Review by Mellotron Storm
3 stars This was the last studio album from AMON DUUL UK. It features as usual the original AMON DUUL II pair of Dave Anderson and John Weinzierl also known as Hawk and Penguin. Again like on "Fool Moon" Robert Calvert is here on vocals along with Julie Wareing. Guy Evans is again on drums and for the first time we get the OZRIC TENTACLES duo of Joie Hinton and Ed Wynne helping out on synths and guitar. The first thing I noticed with this album is how different it is from the previous ones. I would never had guessed this was AMON DUUL UK. It's a very straight forward album with little in the way of progressive moments. It was released in 1989 and it is very eighties sounding. Funny how I never heard this album before but when listening to it i'm taken back to this period of time.Calvert doesn't sound much like himself here, he sounds more like a cross between the singers for BLUE RODEO, REM and CHALK CIRCLE from this time period.The music is catchy and enjoyable but I miss those experimental and freakish moments.This is FM music for the masses really.

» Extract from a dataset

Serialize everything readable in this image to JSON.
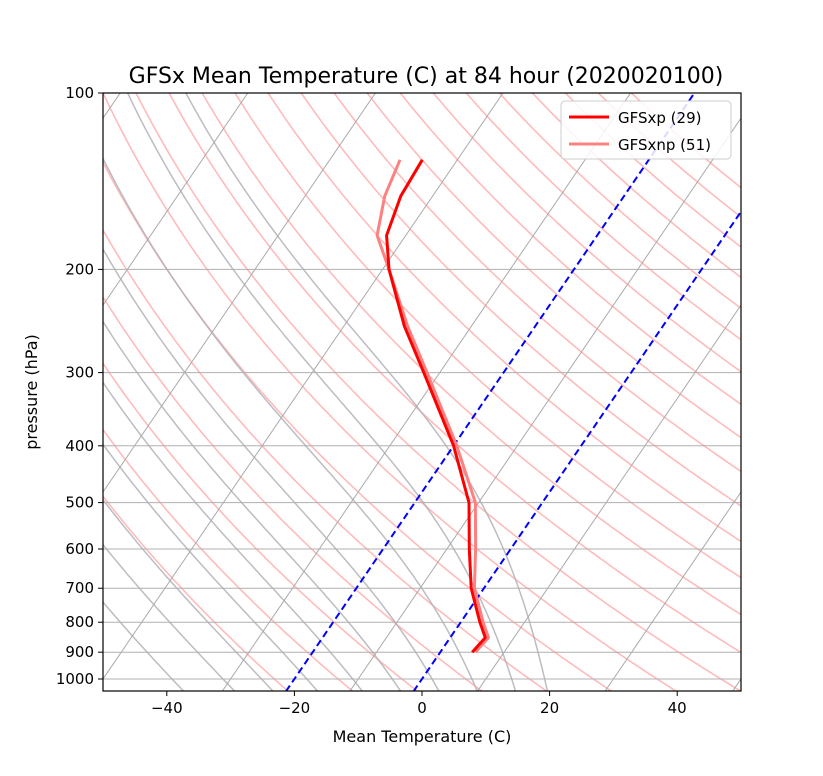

"Big Wheel" is a straight forward tune with vocals and some outbursts of guitar. Synths also come and go. It's funny listening to Calvert's vocal style and the music here because it's like a flashback in time for me. "Urban Indian" has some heavier guitar as the vocals join in. A good rhythm late to end it. "Adrenalin Rush" has almost a country vibe to it. The tempo picks up on the chorus. A ripping guitar solo starts before 3 1/2 minutes.

"Visions Of Fire" has a bit of a reggae flavour. Nice guitar solo 3 minutes in. "Drawn To The Flame Pt.1" sounds great when the tempo picks up before a minute. Synths are a nice touch as well. It settles back then kicks in again at 6 minutes. Nice. "They Call It Home" opens with what sounds like an electrical hum then it kicks in. Female vocals this time before 1 1/2 minutes. "Die Losung" has both female vocals and male spoken words in this uptempo track. "Drawn To The Flame Pt.2" is much like Part 1 really but it stays mid paced until after 5 1/2 minutes when the tempo picks up.

This is still a good album but if you want to hear AMON DUUL UK i'd go with either "Hawk Meets Penguin" or "Fool Moon".